Wo kommt das her, wo will das hin: Heute lassen die Eklektizisten Zita Swoon aus Belgien im ColumbiaFritz verstellte Stimmen und krude Geräusche und andere obskure Seltsamkeiten wie Erdmännchen aus ihren Löchern gucken

Vielleicht ist Stef Kamil Carlsen kein über die Maßen guter Musiker. Ein gewisses Talent aber hat der Sänger, Gitarrist und Vorsteher von Zita Swoon ganz zweifellos: Er kann sonst weitestgehend ernsthafte Menschen fürchterlich verwirren. Nun könnte man noch streiten, ob der Job des Musikkritikers wirklich von Ernsthaftigkeit geprägt ist, Carlsen aber treibt noch dem knochentrockensten Schreiberling jede Kongruenz aus. In seiner Karriere als Mitglied von dEUS, Moondog Jr., Kiss My Jazz und nun eben Zita Swoon wurden Schreiber mal an Captain Beefheart und den Teenage Fanclub erinnert und im nächsten Atemzug an Tom Waits, Frank Zappa, Robert Wyatt und Golden Earring.

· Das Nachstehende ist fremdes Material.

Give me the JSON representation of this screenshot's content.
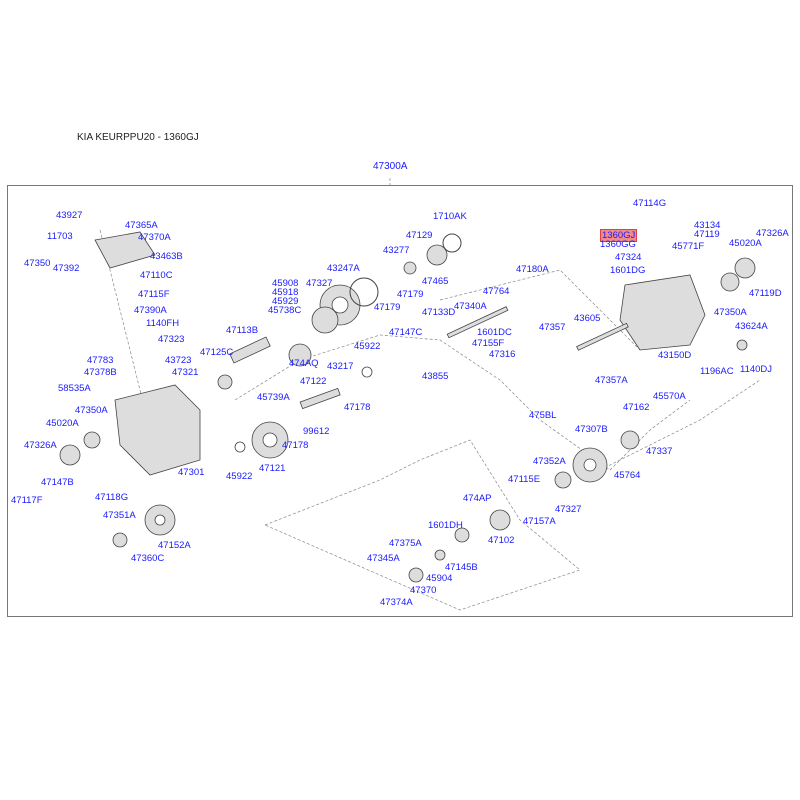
{
  "header": {
    "title": "KIA KEURPPU20 - 1360GJ",
    "group_code": "47300A"
  },
  "highlighted_part": "1360GJ",
  "colors": {
    "label": "#1a1aff",
    "highlight": "#f28a8a",
    "frame": "#777777"
  },
  "labels": [
    "43927",
    "47365A",
    "11703",
    "47370A",
    "47350",
    "47392",
    "43463B",
    "47110C",
    "47115F",
    "47390A",
    "1140FH",
    "47323",
    "47783",
    "43723",
    "47378B",
    "47321",
    "58535A",
    "47350A",
    "45020A",
    "47326A",
    "47147B",
    "47117F",
    "47118G",
    "47301",
    "45922",
    "47351A",
    "47152A",
    "47360C",
    "47113B",
    "47125C",
    "45739A",
    "45908",
    "45918",
    "45929",
    "45738C",
    "47327",
    "43247A",
    "47129",
    "43277",
    "1710AK",
    "47465",
    "47179",
    "47179",
    "474AQ",
    "47122",
    "43217",
    "45922",
    "47178",
    "47178",
    "99612",
    "47121",
    "47133D",
    "47340A",
    "47147C",
    "1601DC",
    "47155F",
    "47316",
    "47764",
    "47357",
    "47180A",
    "43855",
    "43605",
    "475BL",
    "47357A",
    "47114G",
    "1360GJ",
    "1360GG",
    "47324",
    "1601DG",
    "43134",
    "47119",
    "45771F",
    "45020A",
    "47326A",
    "47350A",
    "47119D",
    "43624A",
    "43150D",
    "1196AC",
    "1140DJ",
    "47162",
    "45570A",
    "47337",
    "45764",
    "47307B",
    "47352A",
    "47327",
    "47115E",
    "47157A",
    "474AP",
    "47102",
    "1601DH",
    "47375A",
    "47345A",
    "45904",
    "47145B",
    "47370",
    "47374A"
  ]
}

Es bleibt das Geheimnis von Carlsen, wie man das unter einen Hut bringen kann. Dabei singt er Englisch, aber auch schon mal Französisch, und vor allem, so war zu lesen, erinnert seine Stimme wahlweise an Marc Bolan, Alice Cooper oder auch Joan Jett. Manche wollen Blues gehört haben, andere Funk und viele natürlich Jazz, erkennen Marschmusik und Jahrmarktsklänge, gerne auch mal Kinderlieder. Manchmal geht die Musik forsch voran, kommt da ein Boogie-Klavier vorbei, und plötzlich ist es Rock. Oder auch Pop, weil da eine Melodie um die Ecke schaut, die einem nicht mehr aus dem Kopf ginge, wenn sie nur ein einziges Mal wiederholt würde, aber da sind Carlsen und Konsorten schon wieder mit einer neuen Idee beschäftigt. Mitunter dudelt die Musik auch vor sich hin, als wäre sie selbst noch am überlegen, wohin das alles nun führen möge. Ja, wo soll das bloß noch alles hinführen? Die spinnen, die Belgier, insbesondere offensichtlich wohl die Antwerpener.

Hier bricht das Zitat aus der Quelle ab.